Crystal Kubitsky said:

Brilliant, Austin! I couldn’t have articulated the scenarios and observations any better. Our team’s really are similar in this respect and there’s much we can learn from each other!

Tue, Apr 08, 2008 at 03:23 PM

Jon Moore

Jon Moore said:

Hey, Austin. Very interesting; there are definitely analogs on the engineering side, where we make some compromises to get a feature out the door. Most of the time we try to shrink feature scope rather than sacrifice code quality, which contributes to the gap you mention. Sometimes, though, we jam a feature in, even if it’s not *exactly* the right way, and then we’ve created an “engineering gap” for ourselves.

We actually track this by maintaining a “tech backlog” and we try to tackle a couple of these things each sprint; perhaps there could be an IA backlog of gaps. If product is into it, perhaps a small amount of each sprint could go into reducing the IA gaps, just like a small amount goes against tech backlog. At the very least, the gap could get documented as a new user story, with the idealized vision virtually stapled to it, so that it doesn’t get forgotten. Probably ought to be part of the sprint review, although if we’re doing the collaboration right, we ought to be able to write that story as soon as we realize we can’t get the whole way there.

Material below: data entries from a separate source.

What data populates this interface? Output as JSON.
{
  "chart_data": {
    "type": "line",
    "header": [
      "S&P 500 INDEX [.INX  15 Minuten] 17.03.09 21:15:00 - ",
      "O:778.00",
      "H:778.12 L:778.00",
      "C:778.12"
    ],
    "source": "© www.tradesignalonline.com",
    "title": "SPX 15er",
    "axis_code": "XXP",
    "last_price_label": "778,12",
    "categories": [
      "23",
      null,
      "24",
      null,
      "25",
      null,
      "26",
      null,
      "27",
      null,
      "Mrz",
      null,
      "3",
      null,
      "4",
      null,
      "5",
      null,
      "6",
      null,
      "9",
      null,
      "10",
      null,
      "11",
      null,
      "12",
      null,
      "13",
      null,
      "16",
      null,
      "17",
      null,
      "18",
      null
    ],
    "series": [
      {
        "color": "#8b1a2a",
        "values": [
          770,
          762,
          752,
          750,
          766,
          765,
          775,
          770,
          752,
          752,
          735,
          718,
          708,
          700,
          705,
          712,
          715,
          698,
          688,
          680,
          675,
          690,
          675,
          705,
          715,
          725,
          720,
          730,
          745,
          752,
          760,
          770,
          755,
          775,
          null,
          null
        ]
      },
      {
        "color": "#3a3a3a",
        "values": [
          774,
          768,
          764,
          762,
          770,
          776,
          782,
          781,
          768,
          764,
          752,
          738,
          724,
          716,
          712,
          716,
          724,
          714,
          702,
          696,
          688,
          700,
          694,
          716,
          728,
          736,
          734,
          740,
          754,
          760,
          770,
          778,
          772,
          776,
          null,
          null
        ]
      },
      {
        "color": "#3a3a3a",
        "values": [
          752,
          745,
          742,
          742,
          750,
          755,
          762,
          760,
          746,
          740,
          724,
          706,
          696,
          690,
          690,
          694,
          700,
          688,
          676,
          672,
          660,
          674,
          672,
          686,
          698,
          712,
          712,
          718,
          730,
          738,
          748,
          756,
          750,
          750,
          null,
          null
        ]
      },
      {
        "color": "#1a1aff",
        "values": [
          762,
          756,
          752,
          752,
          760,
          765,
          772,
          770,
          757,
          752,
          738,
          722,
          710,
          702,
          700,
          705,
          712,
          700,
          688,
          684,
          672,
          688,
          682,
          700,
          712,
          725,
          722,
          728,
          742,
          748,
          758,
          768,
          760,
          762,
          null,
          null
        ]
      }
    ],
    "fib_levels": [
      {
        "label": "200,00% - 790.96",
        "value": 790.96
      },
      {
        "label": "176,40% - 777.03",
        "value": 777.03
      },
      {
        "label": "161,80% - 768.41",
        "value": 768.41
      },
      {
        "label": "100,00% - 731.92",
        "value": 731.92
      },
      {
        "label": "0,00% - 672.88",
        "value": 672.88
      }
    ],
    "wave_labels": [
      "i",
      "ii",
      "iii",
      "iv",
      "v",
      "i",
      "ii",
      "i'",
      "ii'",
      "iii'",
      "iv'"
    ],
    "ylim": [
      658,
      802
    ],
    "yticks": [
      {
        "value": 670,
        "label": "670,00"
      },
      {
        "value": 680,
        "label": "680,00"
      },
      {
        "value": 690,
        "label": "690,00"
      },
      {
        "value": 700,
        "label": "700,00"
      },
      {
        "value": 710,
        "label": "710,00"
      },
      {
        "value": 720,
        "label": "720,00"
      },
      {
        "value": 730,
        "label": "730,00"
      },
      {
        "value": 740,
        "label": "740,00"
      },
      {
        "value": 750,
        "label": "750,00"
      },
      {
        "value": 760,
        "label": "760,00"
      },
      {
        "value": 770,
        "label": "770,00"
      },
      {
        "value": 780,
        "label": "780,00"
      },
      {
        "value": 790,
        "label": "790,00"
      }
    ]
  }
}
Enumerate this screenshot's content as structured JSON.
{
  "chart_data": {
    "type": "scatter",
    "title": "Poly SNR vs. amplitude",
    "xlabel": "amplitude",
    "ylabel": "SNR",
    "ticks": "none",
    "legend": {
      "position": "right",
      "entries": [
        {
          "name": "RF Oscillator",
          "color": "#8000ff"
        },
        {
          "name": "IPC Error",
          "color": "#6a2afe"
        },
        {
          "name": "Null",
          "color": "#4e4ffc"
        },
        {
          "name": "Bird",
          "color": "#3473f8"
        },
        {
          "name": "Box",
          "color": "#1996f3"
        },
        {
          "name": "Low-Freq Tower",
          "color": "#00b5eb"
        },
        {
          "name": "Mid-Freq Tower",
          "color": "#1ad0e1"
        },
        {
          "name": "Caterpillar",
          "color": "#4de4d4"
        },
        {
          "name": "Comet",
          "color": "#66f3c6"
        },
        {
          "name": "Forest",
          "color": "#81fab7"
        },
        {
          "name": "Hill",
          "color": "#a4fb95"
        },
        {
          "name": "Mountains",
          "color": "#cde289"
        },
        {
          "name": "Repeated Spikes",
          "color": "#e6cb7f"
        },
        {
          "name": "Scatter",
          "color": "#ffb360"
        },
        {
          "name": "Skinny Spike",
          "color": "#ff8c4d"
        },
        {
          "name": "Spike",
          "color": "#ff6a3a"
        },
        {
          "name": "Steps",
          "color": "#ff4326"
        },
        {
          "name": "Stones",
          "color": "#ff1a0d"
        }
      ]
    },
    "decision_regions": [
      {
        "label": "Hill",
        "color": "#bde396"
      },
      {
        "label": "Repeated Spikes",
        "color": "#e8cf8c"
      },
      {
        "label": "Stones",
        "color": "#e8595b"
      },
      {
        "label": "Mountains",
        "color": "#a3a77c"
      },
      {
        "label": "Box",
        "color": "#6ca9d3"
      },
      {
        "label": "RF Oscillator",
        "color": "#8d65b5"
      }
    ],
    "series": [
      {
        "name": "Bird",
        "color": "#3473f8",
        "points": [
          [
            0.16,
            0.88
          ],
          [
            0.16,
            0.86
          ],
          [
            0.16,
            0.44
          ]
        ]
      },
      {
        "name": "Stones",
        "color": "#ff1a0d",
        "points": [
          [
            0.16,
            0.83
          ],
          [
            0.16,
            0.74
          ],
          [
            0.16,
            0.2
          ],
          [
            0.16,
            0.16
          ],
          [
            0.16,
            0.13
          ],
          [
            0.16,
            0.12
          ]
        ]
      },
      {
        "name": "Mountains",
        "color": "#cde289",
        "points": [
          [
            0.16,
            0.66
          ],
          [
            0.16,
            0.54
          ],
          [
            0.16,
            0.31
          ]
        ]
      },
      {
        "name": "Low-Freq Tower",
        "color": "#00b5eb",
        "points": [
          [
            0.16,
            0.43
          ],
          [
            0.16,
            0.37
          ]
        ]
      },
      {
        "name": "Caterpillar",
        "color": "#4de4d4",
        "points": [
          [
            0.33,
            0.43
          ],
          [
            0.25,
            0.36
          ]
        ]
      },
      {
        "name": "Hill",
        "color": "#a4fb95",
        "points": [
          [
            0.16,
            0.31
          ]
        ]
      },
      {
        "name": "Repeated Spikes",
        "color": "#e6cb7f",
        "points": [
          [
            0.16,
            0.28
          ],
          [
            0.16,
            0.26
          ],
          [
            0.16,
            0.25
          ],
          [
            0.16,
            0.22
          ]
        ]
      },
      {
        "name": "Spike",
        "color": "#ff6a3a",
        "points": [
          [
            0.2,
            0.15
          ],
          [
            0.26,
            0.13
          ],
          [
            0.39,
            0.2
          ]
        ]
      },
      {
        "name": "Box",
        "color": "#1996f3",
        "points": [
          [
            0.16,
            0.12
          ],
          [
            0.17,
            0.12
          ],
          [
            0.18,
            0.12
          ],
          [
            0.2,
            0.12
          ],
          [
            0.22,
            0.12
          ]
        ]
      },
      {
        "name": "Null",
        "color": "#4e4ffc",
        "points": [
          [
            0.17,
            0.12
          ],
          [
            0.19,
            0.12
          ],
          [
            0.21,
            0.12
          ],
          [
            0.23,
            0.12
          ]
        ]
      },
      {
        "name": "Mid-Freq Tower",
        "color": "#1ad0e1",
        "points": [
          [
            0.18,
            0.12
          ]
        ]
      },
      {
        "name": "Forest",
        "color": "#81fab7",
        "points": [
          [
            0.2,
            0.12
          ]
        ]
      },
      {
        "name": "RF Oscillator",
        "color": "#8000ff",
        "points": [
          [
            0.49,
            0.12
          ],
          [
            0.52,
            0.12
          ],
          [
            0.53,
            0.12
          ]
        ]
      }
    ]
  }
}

Sat, Apr 12, 2008 at 01:24 AM

Austin Govella

Austin Govella said:

Hey Jon!

I found this great article from Jeff Patton on what he calls the “slow software movement’: * http://agileproductdesign.com/blog/slow_software.html

I think your focus on feature scope vs. code quality is really interesting. I prefer to prioritize experience or product quality. I’m more interested in the gestalt of the engineering + the features + the experience.

I feel like a lot of time, the project focuses on engineering or features, which makes sense, since they’re more concrete.

Frankly, the backlog is a ghetto. Things go in and rarely make it back out. There’s a lot of political pressure and shifting priorities that cause this to happen, so it’s not the backlogs fault, but that definitely means the backlog, by itself, isn’t a good answer.

We used to have the “IA bucket”. That seemed to work well. Maybe re-instituting the bucket would be a good thing? We used to use it for bug fixes, features, and design scrubs: all the “experience” things. And maybe there should also be an “engineering bucket”?

Definitely, we should write a ticket as soon as the gap appears. That’s an awesome idea.

Tue, Apr 15, 2008 at 01:01 PM

Jon Moore

Jon Moore said:

Liked the “slow software” article. We’ve definitely started to go down this path somewhat, so I think there would be some traction with the team on this. This can be seen by trying to write our user stories to be end-user-centric (rather than ones that begin “as a product manager, I want”) plus I think our iterations are starting to look like “one big, deep, new feature plus a bunch of minor cleanup tasks.”

Re: backlog. I think the IA bucket was what I was trying to describe in my previous comment (I just forgot what we called it). We do already have the “engineering bucket” that gets filled by things off the “tech backlog.” Incidentally, the tech backlog is maintained by the engineers, so perhaps IA could maintain the UX backlog, and pick off a couple of things to suggest for each sprint a la the engineers and the tech backlog.

As far as the backlog being a ghetto, I think you’re right, but I also think this is a factor of having a very full roadmap of ideas and a fixed capacity for turning those into production code. Also, I think the gaps you’re talking about may not be all that bad—we may end up revamping or removing a feature before we get around to getting it all the way to perfect. To me, this is one of the benefits of timeboxing a sprint—it forces you to make the tradeoffs between have 80% now or wait for 100% later. And the choice isn’t always 80% now—just yesterday we had the product team push a story to the next sprint rather than implement a degraded version of it.